How do I resolve the issue that no container is started on a GPU-accelerated node?

For some Kubernetes versions, when you restart kubelet and Docker on GPU-accelerated nodes, you may find that no container is started on the nodes after the restart.
service kubelet stop
Redirecting to /bin/systemctl stop kubelet.service
service docker stop
Redirecting to /bin/systemctl stop docker.service
service docker start
Redirecting to /bin/systemctl start docker.service
service kubelet start
Redirecting to /bin/systemctl start kubelet.service

docker ps
CONTAINER ID        IMAGE               COMMAND             CREATED             STATUS              PORTS               NAMES
Run the following command to check the cgroup driver.
docker info | grep -i cgroup
Cgroup Driver: cgroupfs
The output shows that the cgroup driver is set to cgroupfs.

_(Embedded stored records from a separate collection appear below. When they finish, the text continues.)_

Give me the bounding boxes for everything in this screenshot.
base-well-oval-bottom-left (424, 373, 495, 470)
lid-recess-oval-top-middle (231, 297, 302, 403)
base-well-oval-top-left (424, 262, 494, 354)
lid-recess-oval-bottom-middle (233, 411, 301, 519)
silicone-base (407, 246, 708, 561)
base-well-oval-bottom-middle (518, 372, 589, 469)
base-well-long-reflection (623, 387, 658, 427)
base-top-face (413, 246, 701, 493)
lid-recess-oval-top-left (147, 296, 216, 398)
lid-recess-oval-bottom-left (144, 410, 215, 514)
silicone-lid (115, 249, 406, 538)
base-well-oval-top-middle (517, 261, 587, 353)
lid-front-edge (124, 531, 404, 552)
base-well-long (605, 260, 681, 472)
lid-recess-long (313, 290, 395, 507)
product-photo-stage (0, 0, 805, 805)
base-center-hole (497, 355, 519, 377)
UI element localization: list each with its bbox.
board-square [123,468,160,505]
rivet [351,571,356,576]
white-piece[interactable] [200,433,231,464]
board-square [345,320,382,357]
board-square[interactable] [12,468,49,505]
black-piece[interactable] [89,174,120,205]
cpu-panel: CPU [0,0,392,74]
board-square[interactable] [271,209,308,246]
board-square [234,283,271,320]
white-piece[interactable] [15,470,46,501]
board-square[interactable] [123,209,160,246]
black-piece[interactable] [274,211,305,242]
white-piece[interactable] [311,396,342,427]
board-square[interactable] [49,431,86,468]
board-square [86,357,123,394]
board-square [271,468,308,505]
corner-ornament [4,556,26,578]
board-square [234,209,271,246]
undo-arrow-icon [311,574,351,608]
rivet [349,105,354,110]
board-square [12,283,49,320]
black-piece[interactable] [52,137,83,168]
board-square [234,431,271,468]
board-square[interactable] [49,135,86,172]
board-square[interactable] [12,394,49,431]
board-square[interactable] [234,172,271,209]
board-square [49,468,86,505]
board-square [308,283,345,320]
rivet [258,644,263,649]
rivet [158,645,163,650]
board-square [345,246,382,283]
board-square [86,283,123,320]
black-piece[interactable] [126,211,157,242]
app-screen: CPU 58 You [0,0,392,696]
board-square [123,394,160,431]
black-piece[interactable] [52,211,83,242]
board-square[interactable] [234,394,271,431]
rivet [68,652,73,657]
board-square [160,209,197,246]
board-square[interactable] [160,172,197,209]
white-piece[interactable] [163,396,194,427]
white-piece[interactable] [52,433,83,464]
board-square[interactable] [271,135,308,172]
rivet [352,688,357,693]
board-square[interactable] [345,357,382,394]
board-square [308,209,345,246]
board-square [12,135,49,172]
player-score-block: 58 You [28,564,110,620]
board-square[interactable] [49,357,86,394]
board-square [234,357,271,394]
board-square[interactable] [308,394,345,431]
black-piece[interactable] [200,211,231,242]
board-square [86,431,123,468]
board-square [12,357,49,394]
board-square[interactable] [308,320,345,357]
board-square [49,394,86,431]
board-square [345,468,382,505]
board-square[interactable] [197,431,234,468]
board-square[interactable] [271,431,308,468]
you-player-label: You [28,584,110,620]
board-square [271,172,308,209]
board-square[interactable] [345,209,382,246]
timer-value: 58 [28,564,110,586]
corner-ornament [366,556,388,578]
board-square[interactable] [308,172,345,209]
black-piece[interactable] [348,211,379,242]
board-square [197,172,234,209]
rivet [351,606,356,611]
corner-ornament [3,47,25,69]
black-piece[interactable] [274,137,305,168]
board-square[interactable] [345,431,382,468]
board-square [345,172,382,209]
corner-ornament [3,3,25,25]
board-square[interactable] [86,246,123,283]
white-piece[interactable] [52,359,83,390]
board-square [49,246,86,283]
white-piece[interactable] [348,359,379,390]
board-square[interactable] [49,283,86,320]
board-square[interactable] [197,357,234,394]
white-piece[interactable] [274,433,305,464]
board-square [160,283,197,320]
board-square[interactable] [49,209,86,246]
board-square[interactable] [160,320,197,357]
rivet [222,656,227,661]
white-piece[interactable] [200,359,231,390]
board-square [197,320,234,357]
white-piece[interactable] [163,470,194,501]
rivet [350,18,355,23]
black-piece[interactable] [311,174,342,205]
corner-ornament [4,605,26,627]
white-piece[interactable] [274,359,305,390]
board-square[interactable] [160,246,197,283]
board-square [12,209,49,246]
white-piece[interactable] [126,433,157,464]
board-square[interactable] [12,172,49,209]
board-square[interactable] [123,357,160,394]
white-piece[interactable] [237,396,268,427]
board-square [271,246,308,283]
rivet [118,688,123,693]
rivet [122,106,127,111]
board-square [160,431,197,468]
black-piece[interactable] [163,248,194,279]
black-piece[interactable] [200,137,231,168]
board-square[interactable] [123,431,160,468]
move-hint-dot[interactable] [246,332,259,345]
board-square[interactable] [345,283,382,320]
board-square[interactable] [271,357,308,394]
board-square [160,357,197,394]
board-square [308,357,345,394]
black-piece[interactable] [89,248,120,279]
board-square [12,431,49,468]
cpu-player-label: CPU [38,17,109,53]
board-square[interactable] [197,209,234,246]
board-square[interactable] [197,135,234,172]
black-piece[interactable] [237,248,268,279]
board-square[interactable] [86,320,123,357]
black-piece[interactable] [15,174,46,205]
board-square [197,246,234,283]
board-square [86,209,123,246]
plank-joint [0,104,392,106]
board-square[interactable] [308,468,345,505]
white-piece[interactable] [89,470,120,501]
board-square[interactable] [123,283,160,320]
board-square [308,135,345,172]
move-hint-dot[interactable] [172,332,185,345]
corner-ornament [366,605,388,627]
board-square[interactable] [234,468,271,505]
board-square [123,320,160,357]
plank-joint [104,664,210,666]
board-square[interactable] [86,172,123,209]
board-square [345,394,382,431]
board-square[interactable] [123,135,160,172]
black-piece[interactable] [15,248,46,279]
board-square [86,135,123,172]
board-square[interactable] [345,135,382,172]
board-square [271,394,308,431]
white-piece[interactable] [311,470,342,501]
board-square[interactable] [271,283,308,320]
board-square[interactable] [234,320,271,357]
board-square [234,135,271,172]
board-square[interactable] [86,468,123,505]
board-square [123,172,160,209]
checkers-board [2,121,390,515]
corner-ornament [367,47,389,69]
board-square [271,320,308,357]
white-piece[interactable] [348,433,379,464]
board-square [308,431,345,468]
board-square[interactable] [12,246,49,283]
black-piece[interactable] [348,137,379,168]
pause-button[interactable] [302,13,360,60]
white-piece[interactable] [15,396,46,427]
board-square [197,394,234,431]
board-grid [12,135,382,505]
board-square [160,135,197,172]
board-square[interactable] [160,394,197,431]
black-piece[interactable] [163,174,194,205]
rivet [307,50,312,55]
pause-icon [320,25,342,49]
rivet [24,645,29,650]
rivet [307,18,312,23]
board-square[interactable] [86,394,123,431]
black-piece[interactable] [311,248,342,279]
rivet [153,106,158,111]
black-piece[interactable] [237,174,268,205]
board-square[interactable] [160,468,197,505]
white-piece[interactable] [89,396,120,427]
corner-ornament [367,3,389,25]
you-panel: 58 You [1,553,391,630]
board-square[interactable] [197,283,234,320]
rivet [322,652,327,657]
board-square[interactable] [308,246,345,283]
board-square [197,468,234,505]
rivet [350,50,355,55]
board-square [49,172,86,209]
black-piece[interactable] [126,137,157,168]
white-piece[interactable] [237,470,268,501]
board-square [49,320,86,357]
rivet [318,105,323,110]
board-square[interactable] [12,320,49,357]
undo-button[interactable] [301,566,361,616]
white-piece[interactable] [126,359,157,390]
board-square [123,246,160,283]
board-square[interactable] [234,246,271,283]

To resolve the issue, perform the following steps:

  1. Create a copy of /etc/docker/daemon.json. Then, run the following commands to update /etc/docker/daemon.json.
    cat >/etc/docker/daemon.json <<-EOF
    {
        "default-runtime": "nvidia",
        "runtimes": {
            "nvidia": {
                "path": "/usr/bin/nvidia-container-runtime",
                "runtimeArgs": []
            }
        },
        "exec-opts": ["native.cgroupdriver=systemd"],
        "log-driver": "json-file",
        "log-opts": {
            "max-size": "100m",
            "max-file": "10"
        },
        "oom-score-adjust": -1000,
        "storage-driver": "overlay2",
        "storage-opts":["overlay2.override_kernel_check=true"],
        "live-restore": true
    }
    EOF
  2. Run the following commands in sequence to restart Docker and kubelet.
    service kubelet stop
    Redirecting to /bin/systemctl stop kubelet.service
    service docker restart
    Redirecting to /bin/systemctl restart docker.service
    service kubelet start
    Redirecting to /bin/systemctl start kubelet.service
  3. Run the following command to verify that the cgroup driver is set to systemd.
    docker info | grep -i cgroup
    Cgroup Driver: systemd

How do I change the hostname of a worker node in an ACK cluster?

After an ACK cluster is created, you cannot directly change the hostnames of worker nodes. If you want to modify the hostname of a worker node, change the node naming rule of the relevant node pool, remove the worker node from the node pool, and add the worker node to the node pool again.
Note When you create an ACK cluster, you can modify the hostnames of worker nodes in the Custom Node Name section. For more information, see Create a managed Kubernetes cluster.
  1. Remove the worker node.
    1. Log on to the ACK console.
    2. In the left-side navigation pane of the ACK console, click Clusters.
    3. In the left-side navigation pane of the details page, choose Nodes > Nodes.
    4. On the Nodes page, find the worker node that you want to modify and choose More > Remove in the Actions column.
    5. In the dialog box that appears, select I understand the above information and want to remove the node(s). and click OK.
  2. Add the worker node to the node pool again. For more information, see Manually add ECS instances.
    Then, the worker node is renamed based on the new node naming rule of the node pool.